Algérie

La réalité coloniale dite par Maupassant



En cette époque de colonialisme triomphant, Maupassant est l'un des seuls à critiquer avec autant de vigueur le système colonial.L'immense écrivain et journaliste Guy de Maupassant a été envoyé en 1881 en Algérie pour faire des reportages au profit du journal Le Gaulois sur la révolte qui vient de naître. Il a sillonné le pays pour décrire une réalité autre que celle servie par la propagande colonialiste de l'époque. Guy de Maupassant va signer des articles incisifs sur la réalité coloniale, en dénonçant les excès dont il est le témoin. Grâce au pseudonyme qu'il s'est choisi («un colon»), il se permettra d'aller parfois très loin dans la critique. Il écrit ainsi, dans son premier article: «Il faut une connaissance approfondie de chaque contrée pour prétendre l'administrer (...) or, le gouverneur, quel qu'il soit, ignore totalement et absolument toutes les questions de détail et de moeurs. Il ne peut donc que se rapporter aux administrateurs qui le représentent.
Quels sont ces administrateurs' Des colons' Des gens élevés dans le pays, au courant de tous ses besoins' Nullement! Ce sont simplement les petits jeunes gens venus de Paris à la suite du vice-roi, les ratés de toutes les professions, ceux qui s'intitulent les «attachés» des grandes administrations. Or, cette classe d'«attachés» ou plutôt de déclassés ignorants et nuls, est pire ici que partout ailleurs. On ne nous expédie que les tarés».
Il ajoute: «Les soldats, qui ont besoin d'avancement (...) ont fait accepter par tout le monde cette doctrine que l'Arabe demande à être massacré et on le massacre à toute occasion. Quand on manque d'occasions, on le bat comme plâtre, on le pille, on le ruine et on le force à mourir de faim (...) Je suis colon et je me révolte, et je proteste, comme homme et comme colon, contre les moyens qu'on emploie pour livrer à l'Européen cet admirable pays où il y aurait de la place pour tout le monde.» Guy de Maupassant envoie au même journal un second article où il écrit toujours sous le pseudonyme « un colon» : «Rien ne peut donner une idée de l'intolérable situation que nous faisons aux Arabes. Le principe de la colonisation française consiste à les faire crever de faim (...). On connaît l'histoire des massacres de Saïda, l'évacuation des champs de l'alfa, les razzias des fermes et la déroute du colonel Innocenti, dont les approvisionnements sont restés aux mains des révoltés. C'est que les rebelles ne se battent aujourd'hui que pour les vivres, ou plutôt pour vivre... En somme, tout se borne à une guerre de maraudeurs et de pillards affamés. Ils sont peu nombreux, mais hardis et désespérés, comme des hommes poussés à bout. Mais comme le fanatisme s'en mêle, comme les marabouts travaillent sans repos la population, comme le gouvernement français semble accumuler les âneries, il se peut que cette simple révolte, insurrection religieuse avortée, devienne enfin une guerre générale que nous devrons surtout à notre impéritie et à notre imprévoyance.»
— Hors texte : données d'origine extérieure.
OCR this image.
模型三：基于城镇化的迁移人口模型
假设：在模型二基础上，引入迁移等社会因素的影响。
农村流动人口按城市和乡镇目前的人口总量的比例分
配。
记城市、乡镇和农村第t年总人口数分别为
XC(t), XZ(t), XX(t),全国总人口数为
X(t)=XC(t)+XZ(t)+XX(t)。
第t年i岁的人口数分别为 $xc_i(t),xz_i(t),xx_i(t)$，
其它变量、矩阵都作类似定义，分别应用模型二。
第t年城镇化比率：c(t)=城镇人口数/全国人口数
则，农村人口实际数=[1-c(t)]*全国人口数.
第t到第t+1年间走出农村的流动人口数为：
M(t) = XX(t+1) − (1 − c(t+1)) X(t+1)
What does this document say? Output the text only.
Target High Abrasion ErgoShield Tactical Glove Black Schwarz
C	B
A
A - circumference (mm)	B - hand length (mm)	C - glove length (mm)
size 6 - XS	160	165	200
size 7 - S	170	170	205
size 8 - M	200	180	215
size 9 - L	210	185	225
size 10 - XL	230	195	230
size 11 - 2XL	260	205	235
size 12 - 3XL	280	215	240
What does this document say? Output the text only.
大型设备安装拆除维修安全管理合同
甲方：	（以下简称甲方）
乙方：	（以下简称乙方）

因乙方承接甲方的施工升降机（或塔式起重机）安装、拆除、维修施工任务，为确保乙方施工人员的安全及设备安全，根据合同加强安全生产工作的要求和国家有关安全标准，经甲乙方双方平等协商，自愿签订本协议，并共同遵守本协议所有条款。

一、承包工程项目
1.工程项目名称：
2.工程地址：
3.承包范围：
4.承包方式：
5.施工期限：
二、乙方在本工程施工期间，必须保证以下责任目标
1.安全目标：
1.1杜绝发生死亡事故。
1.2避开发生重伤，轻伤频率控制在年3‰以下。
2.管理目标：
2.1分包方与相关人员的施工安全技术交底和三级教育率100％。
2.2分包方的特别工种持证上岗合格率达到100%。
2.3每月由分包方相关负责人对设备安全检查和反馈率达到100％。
Lors de son séjour à Alger, il notera que «dès les premiers pas, on est gêné par la sensation du progrès mal appliqué à ce pays. C'est nous qui avons l'air de barbares au milieu de ces barbares, brutes il est vrai, mais qui sont chez eux,et à qui les siècles ont appris des coutumes dont nous semblons n'avoir pas encore compris le sens. Nos moeurs imposées, nos maisons parisiennes, nos usages choquent sur ce sol comme des fautes grossières d'art, de sagesse et de compréhension. Tout ce que nous faisons semble un contresens, un défi à ce pays, non pas tant à ses habitants premiers qu'à la terre elle-même». B.T.